As an adopted person and adoptive mother, I pay attention when adoption hits the news.
Early this week authorities in West Palm Beach Florida found Jorge Barahona and his adopted son unconscious in Barahona’s truck. The ten-year-old boy, drugged into unconsciousness, was covered in chemicals. The dead body of his twin sister, Nubia, was also found in the truck.
In 2004 the children had been placed in foster care with Jorge Barahona and his wife, Carmen. They were adopted by the Barahonas in 2009. Last week, Florida’s Department of Children and Families’ abuse hotline received a concerned call about the children’s situation. Though a state worker visited the family the following day, the investigator was not able to see or speak to either of the twins. Three days later, 10-year-old Nubia Barahona was found dead and her brother was in critical condition.
A Christian Response
If previous cases of abuse and filicide that have been thrust into the media spotlight are any indicator, American news consumers will demonize the Barahonas. Plenty will point accusing fingers at Florida’s Department of Children and Families. Many, without adequate information, will wonder how the pattern of abuse which preceded Nubia Barahona’s death was not recognized by neighbors and relatives and teachers.
As Christians, though, it was our job to protect Nubia Barahona and her brother.
Scripture is clear that God’s people are responsible to care for society’s most vulnerable. In establishing the holy law, God assigned the care of the widow, the orphan and the alien to his own people. And today, we are still the key players in God’s protection of and provision for the weak. And though our assignment is irrefutable, we have too often muted scripture’s clear injunction to care for the vulnerable. Conveniently, we have justified our apathy by abdicating our given responsibility to federal and state social services. This way, when tragedy strikes we’re off the hook.
Except, we’re not.
My Ugly Complicity
Nubia’s and her brother’s story has gripped me because it indicts me, personally.
Almost three years ago my husband and kids had taken me out to lunch for Mother’s Day. While we ate our pizza I noticed a girl, about eight years old, and a man I assumed was her father eating at a nearby table. The man’s eyes would droop closed, as he sipped a soda, as if he was falling asleep. Though he smiled, his gaze looked glassy. And though he treated the girl well, he appeared to be impaired.
As we ate our meal, I agonized over what to do.
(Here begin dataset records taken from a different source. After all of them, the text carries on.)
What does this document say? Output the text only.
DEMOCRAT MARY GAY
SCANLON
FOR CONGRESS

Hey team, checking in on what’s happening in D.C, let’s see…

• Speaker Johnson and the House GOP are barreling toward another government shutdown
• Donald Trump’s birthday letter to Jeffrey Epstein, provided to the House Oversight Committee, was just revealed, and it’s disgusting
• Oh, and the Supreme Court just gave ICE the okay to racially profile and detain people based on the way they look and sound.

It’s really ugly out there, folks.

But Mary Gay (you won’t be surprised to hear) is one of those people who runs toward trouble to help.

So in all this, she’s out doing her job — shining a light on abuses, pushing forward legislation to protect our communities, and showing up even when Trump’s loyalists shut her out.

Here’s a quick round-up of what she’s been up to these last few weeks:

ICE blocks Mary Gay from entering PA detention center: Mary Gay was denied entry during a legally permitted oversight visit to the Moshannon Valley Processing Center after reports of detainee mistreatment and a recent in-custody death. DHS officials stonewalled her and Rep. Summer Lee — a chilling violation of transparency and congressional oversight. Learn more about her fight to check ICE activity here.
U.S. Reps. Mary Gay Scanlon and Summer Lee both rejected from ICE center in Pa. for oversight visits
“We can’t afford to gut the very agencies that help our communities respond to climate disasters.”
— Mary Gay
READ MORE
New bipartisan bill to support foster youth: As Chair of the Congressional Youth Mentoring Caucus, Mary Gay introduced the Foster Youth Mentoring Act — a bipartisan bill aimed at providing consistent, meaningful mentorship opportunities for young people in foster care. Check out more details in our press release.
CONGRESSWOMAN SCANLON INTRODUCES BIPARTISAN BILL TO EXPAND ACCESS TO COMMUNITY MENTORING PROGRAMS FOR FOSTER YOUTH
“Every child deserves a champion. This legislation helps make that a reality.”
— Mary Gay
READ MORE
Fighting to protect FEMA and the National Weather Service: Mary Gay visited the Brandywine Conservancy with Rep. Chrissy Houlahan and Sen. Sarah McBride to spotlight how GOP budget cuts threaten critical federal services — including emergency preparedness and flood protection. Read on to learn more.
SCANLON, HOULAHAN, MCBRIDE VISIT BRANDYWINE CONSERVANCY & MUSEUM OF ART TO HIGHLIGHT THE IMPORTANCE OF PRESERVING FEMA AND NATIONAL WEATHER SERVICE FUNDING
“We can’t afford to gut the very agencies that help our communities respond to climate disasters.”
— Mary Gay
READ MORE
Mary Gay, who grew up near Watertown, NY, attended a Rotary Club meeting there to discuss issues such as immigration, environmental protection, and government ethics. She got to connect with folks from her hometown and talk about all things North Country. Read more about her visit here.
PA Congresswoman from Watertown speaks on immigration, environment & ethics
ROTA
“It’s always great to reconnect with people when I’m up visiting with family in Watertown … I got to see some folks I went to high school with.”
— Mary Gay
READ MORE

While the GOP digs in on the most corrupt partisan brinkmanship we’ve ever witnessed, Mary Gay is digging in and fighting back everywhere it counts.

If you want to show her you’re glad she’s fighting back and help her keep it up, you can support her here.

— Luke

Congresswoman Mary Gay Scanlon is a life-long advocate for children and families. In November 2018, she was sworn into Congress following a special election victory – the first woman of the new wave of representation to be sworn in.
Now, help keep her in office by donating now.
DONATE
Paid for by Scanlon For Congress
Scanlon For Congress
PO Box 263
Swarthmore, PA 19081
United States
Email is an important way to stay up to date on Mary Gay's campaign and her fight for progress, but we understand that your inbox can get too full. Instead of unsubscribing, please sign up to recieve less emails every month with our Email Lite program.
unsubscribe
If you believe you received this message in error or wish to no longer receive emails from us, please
Should I confront the man? Should I speak to the girl when she went to use the restroom? Should I call the police? Though I felt terribly anxious, in the end—simply hoping for the best—I did not act. I fear my hollow prayers for the girl simply made me complicit in her neglect. Needless to say, it wasn’t the “Mother’s Day” I’d expected, nor one I wish to repeat. Instead, the commitment I make today, to a pair of 10-year-old twins and to the pizza girl, is that no other endangered children will slip away from my maternal watch.
Children in natural homes and foster homes and adoptive homes across the country need the body of Christ to do our job. They need attentive neighbors and teachers and cable TV repairmen and pizza eaters to pay attention to their circumstances. They need courageous ones to speak up for them. They need us to do for them what they are, as yet, unable do for themselves.
Though it’s too late for Nubia, the story of her life begs for a redemptive response from those who have been commissioned to protect the weak.
What I can do and what you can do…
If you suspect that a child is in danger, speak up. Plan to feel anxious. Expect to look stupid. Anticipate the possibility of being wrong. Then get over it. You may be this child’s only opportunity for safety. Use your voice.
In every state, children thrust from the bosom of their natural families need the security of a stable home. Contact your state’s department of children’s services to learn how you can welcome foster children in need of short term and long term placements.
The most recent government data shows that almost 450, 000 children are in the custody of the foster care system in the United States. One quarter of these children wait for permanent homes with adoptive families. Visit Adopt US Kids, online, to learn more.
Educate and equip your congregation to make a difference in the lives of children. Invite a representative from your state’s department of children’s services and host an evening where curious folks in your congregation can learn how to get involved.
If you’re a Christian, your response is not optional. It’s in the job description.